News that FIFA officials have been arrested in Switzerland for operating a “racketeering conspiracy” (under US law) and for violating US anti-bribery law brings together in one delightful package two of my very favorite subjects: soccer and international jurisdiction!

As the VC’s long-time resident soccer fan, I would be delighted to see FIFA destroyed and reconstituted as something a little less like the odious mass of corruption that it has become over the years – what real soccer fan would feel differently?  It hasn’t managed to destroy the beautiful game, but it has done everything but, and bringing it sharply to heel (and maybe cancelling its award of the next two World Cups to the equally odious rulers of Russia and Qatar?) is a consummation devoutly to be wished.

But still, one has to wonder:  is the activity of its officials, egregious as it is, such that it subjects their conduct to US criminal law, and the jurisdiction of the US courts?  As the Times story notes:

United States law gives the Justice Department wide authority to bring cases against foreign nationals living abroad, an authority that prosecutors have used repeatedly in international terrorism cases. Those cases can hinge on the slightest connection to the United States, like the use of an American bank or Internet service provider.

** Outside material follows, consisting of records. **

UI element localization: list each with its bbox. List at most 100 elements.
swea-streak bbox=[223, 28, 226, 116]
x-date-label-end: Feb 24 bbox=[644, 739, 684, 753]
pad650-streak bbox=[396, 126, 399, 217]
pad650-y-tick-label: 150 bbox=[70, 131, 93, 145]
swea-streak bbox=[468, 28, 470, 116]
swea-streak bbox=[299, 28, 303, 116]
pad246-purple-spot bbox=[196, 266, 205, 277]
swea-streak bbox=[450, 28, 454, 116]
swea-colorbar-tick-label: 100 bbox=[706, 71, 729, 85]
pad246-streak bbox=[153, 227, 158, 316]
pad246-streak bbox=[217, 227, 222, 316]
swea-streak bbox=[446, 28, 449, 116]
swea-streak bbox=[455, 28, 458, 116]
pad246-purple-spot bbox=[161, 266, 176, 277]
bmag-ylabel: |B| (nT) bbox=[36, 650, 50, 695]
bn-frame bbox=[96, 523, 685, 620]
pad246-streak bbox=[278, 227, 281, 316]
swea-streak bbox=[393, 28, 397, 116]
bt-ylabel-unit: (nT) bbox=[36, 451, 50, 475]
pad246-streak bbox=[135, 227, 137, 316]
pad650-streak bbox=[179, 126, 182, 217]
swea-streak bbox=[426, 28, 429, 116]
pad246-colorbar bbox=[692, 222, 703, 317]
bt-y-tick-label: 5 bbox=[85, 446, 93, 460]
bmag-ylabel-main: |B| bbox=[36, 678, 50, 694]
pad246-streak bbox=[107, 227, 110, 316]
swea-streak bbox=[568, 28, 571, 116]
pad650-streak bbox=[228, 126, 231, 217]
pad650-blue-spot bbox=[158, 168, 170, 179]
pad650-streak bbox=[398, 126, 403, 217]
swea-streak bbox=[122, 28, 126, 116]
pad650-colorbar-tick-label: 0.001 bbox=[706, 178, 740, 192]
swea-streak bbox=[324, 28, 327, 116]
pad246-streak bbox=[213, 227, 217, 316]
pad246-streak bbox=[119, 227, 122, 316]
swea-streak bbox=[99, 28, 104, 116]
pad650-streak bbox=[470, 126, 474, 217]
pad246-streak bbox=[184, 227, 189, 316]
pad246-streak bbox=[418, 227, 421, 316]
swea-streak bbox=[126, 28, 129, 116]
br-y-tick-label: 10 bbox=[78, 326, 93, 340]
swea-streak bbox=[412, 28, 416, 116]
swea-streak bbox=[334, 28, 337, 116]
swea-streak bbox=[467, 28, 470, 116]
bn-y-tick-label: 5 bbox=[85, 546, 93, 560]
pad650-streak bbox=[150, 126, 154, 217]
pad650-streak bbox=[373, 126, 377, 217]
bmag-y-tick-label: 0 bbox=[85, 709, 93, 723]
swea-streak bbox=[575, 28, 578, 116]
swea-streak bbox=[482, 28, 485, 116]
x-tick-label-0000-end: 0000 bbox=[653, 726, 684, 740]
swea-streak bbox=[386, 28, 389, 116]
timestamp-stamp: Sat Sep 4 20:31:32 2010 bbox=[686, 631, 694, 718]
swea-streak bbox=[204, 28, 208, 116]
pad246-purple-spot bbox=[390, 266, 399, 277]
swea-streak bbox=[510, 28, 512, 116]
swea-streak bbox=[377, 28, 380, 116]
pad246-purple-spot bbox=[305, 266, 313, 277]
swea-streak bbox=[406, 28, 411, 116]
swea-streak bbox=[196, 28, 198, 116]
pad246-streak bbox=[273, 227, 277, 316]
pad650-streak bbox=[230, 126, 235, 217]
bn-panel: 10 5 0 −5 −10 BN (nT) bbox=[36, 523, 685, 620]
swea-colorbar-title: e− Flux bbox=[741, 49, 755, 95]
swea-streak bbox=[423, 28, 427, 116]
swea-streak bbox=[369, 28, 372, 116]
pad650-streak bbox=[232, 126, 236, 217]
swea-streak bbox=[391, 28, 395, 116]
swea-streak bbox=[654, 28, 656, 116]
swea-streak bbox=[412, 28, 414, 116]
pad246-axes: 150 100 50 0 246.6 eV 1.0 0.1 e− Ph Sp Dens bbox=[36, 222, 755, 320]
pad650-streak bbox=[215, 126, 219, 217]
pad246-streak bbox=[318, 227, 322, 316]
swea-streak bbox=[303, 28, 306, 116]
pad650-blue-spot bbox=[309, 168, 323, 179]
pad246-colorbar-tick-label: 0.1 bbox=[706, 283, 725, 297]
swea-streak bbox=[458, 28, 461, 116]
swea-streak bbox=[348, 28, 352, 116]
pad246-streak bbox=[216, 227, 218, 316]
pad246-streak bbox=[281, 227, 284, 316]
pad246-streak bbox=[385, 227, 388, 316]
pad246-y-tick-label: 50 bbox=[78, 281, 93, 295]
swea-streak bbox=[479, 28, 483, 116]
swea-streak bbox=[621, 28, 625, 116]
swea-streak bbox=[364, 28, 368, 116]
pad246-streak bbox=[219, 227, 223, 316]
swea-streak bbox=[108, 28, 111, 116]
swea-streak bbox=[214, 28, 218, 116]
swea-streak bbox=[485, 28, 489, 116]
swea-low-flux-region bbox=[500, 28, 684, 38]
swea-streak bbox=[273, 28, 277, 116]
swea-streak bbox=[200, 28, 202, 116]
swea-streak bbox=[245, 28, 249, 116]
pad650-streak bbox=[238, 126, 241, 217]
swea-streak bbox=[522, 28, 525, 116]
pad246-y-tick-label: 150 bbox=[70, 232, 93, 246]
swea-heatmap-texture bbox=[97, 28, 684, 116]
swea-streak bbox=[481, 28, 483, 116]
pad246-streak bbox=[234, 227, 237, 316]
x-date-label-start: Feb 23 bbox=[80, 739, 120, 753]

But ask yourself:  if you think that the “use of an American bank” is a sufficient basis for the exercise of US jurisdiction over foreign nationals residing and conducting business abroad, then presumably you’re OK with being hauled into court in Singapore because you have used, say, a Singaporean bank, or into a Mexican court because your money found its way to a Mexican mortgage broker, or into a Danish court because you have at times used a Danish Internet Service Provider.  Yes?  When you look at it that way it becomes a little more difficult to applaud wholeheartedly – shouldn’t we have been able to count on the Swiss, within whose jurisdiction FIFA undoubtedly lies, to do something?